Ahead of Budget FY27, expectations are running high that it will unveil decisive and targeted measures to boost job creation and harness India’s demographic dividend. Experts feel the Budget must bolster the incentives for job creation in the formal and informal sectors of the economy and raise outlays for skilling, besides keeping capital expenditure at elevated levels.
What is required, according to labour market analysts, is continued implementation of employment schemes announced in the previous budgets, including incentives for companies in both formal and informal sectors to formalise operations and create jobs.
Capital Expenditure Targets
Gaura Sen Gupta, Chief Economist at IDFC First Bank, said budgetary capital expenditure of the Centre may increase to around Rs 12 lakh crore in FY27, up from Rs 11.2 lakh crore in FY26. She said policies must be both capital-intensive and labour-intensive.
The Budget’s context is an Indian labour market that presents a mixed picture of progress and structural hurdles.
The monthly Periodic Labour Force Survey (PLFS) data for December 2025, released by the Ministry of Statistics and Programme Implementation (MoSPI), showed the overall unemployment rate (UR) for persons aged 15 years and above rose marginally to 4.8% from 4.7% in November.
Rural unemployment remained stable at 3.9%, while urban unemployment edged up to 6.7% from 6.5%.
However, estimates from the Centre for Monitoring Indian Economy (CMIE) paint a grimmer picture, with monthly UR ranging from 6.28% in September to 6.91% in December 2025—significantly higher than PLFS figures due to methodological differences.
Annual CMIE UR for 2024-25 stood at 8.07%. Of course, the PLFS and CMIE methodologies are significantly different.
Meanwhile, quarterly PLFS data for Q2 shows youth unemployment (15-29 years) rising to 14.8% from 14.6% in Q1, reflecting less job opportunities for youngsters entering the job market.
Although, the Labour Force Participation Rate (LFPR), the share of population in the labour force, for the people above 15 years of age, reached a new high of 56.1% in December, as per monthly PLFS bulletin, up from 55.8% in November, continuing an upward trend since mid-2025.
Global Participation Gap
Since UR under 4% is considered to be full employment, 4.8% unemployment looks fairly good in terms of statistics, VP Singh professor of economics and director PGPM at Great Lakes Institute of Management said. “In true sense, the low LFPR is a limiting factor to our growth potential.
In the OECD countries, LFPR averages 74%. China’s LFPR averages 65.4% for 2024. Increasing LFPR to around 65% implies adding around 70 million additional workers, triggering a virtuous cycle of increased incomes leading to higher consumption prompting producers to produce more and provide even more employment,” Singh said.

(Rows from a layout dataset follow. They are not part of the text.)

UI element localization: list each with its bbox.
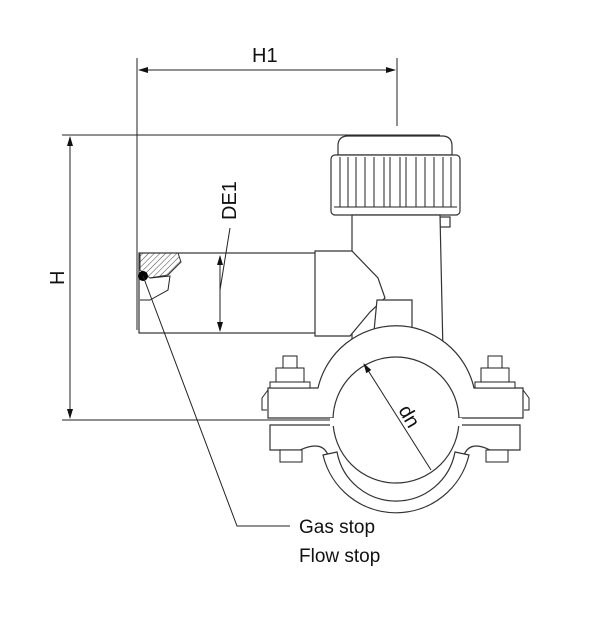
tee-body	[138, 214, 444, 353]
saddle-clamp	[261, 325, 530, 514]
h-label: H	[47, 271, 69, 285]
de1-dimension: DE1	[217, 181, 241, 332]
h1-label: H1	[252, 45, 278, 67]
callout-gas-stop: Gas stop	[299, 517, 375, 538]
de1-label: DE1	[219, 181, 241, 220]
gas-stop-callout: Gas stop Flow stop	[138, 271, 380, 567]
callout-flow-stop: Flow stop	[299, 546, 380, 567]
cap	[330, 135, 461, 228]
h1-dimension: H1	[136, 45, 398, 330]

A key concern is the large number of central government vacancies, underscoring untapped potential in public sector employment. Nearly 75,000 vacancies in select departments alone, indicate significant scope for direct job creation through faster recruitment drives.
The number of vacant posts in Indian Railways, one of the largest employers in the government sector, is not known as the government has not shared the data to the Lok Sabha.

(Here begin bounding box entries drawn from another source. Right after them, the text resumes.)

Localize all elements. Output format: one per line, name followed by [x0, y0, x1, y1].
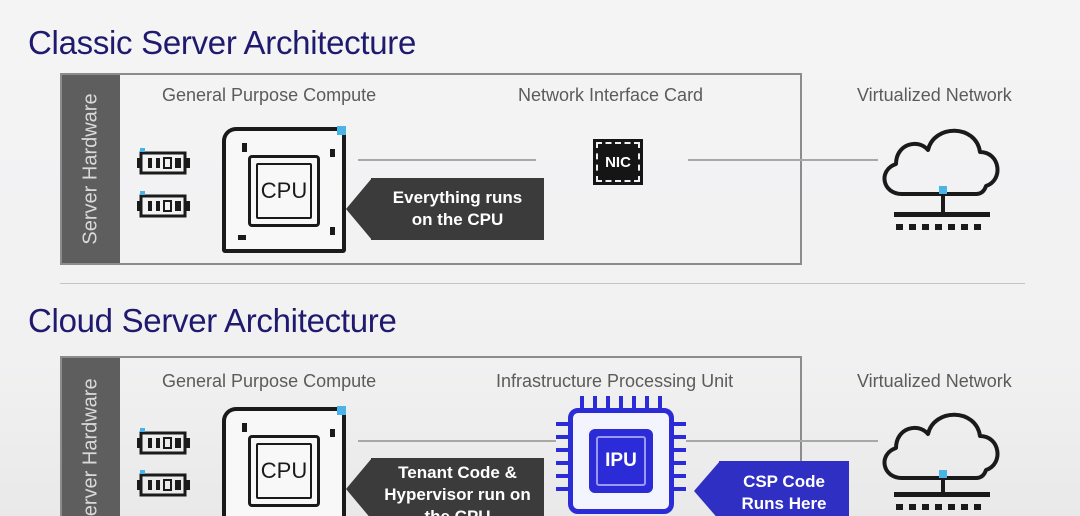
- ipu-chip-icon: IPU: [556, 396, 686, 516]
- cloud-ipu-column-label: Infrastructure Processing Unit: [496, 371, 734, 391]
- classic-server-hardware-label: Server Hardware: [79, 93, 102, 245]
- classic-general-compute-label: General Purpose Compute: [162, 85, 377, 105]
- cpu-chip-icon: CPU: [222, 407, 346, 516]
- cpu-label: CPU: [256, 443, 312, 499]
- nic-label: NIC: [605, 153, 631, 171]
- cloud-ipu-callout: CSP Code Runs Here: [719, 461, 849, 516]
- cpu-label: CPU: [256, 163, 312, 219]
- cloud-server-hardware-label: Server Hardware: [79, 378, 102, 516]
- cloud-section-title: Cloud Server Architecture: [28, 302, 397, 339]
- cloud-server-hardware-bar: Server Hardware: [62, 358, 120, 516]
- nic-chip-icon: NIC: [593, 139, 643, 185]
- cloud-network-icon: [882, 128, 1000, 230]
- cloud-virtualized-network-label: Virtualized Network: [857, 371, 1012, 391]
- cpu-ipu-connector: [358, 440, 556, 442]
- cpu-accent-dot: [337, 406, 346, 415]
- cpu-chip-icon: CPU: [222, 127, 346, 253]
- memory-module-icon: [137, 191, 190, 218]
- section-divider: [60, 283, 1025, 284]
- classic-cpu-callout: Everything runs on the CPU: [371, 178, 544, 240]
- classic-server-hardware-bar: Server Hardware: [62, 75, 120, 263]
- cloud-general-compute-label: General Purpose Compute: [162, 371, 377, 391]
- classic-virtualized-network-label: Virtualized Network: [857, 85, 1012, 105]
- nic-network-connector: [688, 159, 878, 161]
- cloud-network-icon: [882, 412, 1000, 510]
- cloud-cpu-callout: Tenant Code & Hypervisor run on the CPU: [371, 458, 544, 516]
- callout-arrow-tip: [346, 458, 372, 516]
- classic-nic-column-label: Network Interface Card: [518, 85, 704, 105]
- cloud-server-hardware-box: [60, 356, 802, 516]
- ipu-label: IPU: [596, 436, 646, 486]
- memory-module-icon: [137, 148, 190, 175]
- callout-arrow-tip: [346, 178, 372, 240]
- classic-server-hardware-box: [60, 73, 802, 265]
- callout-arrow-tip: [694, 461, 720, 516]
- ipu-network-connector: [686, 440, 878, 442]
- memory-module-icon: [137, 428, 190, 455]
- cpu-accent-dot: [337, 126, 346, 135]
- classic-section-title: Classic Server Architecture: [28, 24, 417, 61]
- cpu-nic-connector: [358, 159, 536, 161]
- memory-module-icon: [137, 470, 190, 497]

On private sector performance in FY26 in terms of creating more jobs, Sen Gupta observed that investment remains cautious. Manufacturing capacity utilization is elevated, but fresh capacities have not materialized significantly.
Bank credit growth has been driven mainly by micro, small and medium enterprises (MSME), while large corporate borrowing stays subdued.
Rajani Sinha, Chief Economist at CareEdge, highlighted disguised unemployment in agriculture, where, she said, around 44% of the workforce remains despite low productivity needs. “Boost agri-related sectors like processing, horticulture, and floriculture for higher-value jobs,” she recommended. “In manufacturing, prioritize export-oriented, labour-intensive areas.”
MSME Growth Linkages
Rahul Singh, Associate Professor at O.P. Jindal Global University, said the Budget should link growth to large-scale employment through stronger MSME support, targeted hiring incentives, and industry-aligned skills.
“Labour-intensive sectors like manufacturing, construction, and services need policy certainty to convert private investment into quality jobs across regions.” He noted early momentum from prior schemes but stressed the need for faster execution.
The government in July 2025 launched Employment Linked Incentive (ELI) scheme, with incentives up to Rs 15,000 for first-time employees.
The ELI Scheme was announced in the Union Budget 2024-25 as part of prime minister’s package of five schemes to facilitate employment, skilling and other opportunities for 41 million youth with a total budget outlay of Rs 2 lakh crore.
Singh said since the implementation of the scheme, the UR has fallen from 5.3% in July to 4.7% in December. According to him, the Union Budgets have been allocating “disproportionately higher amounts” to the Department of Higher Education in comparison to ITIs and skill training centres in recent years. This trend must reverse, he said.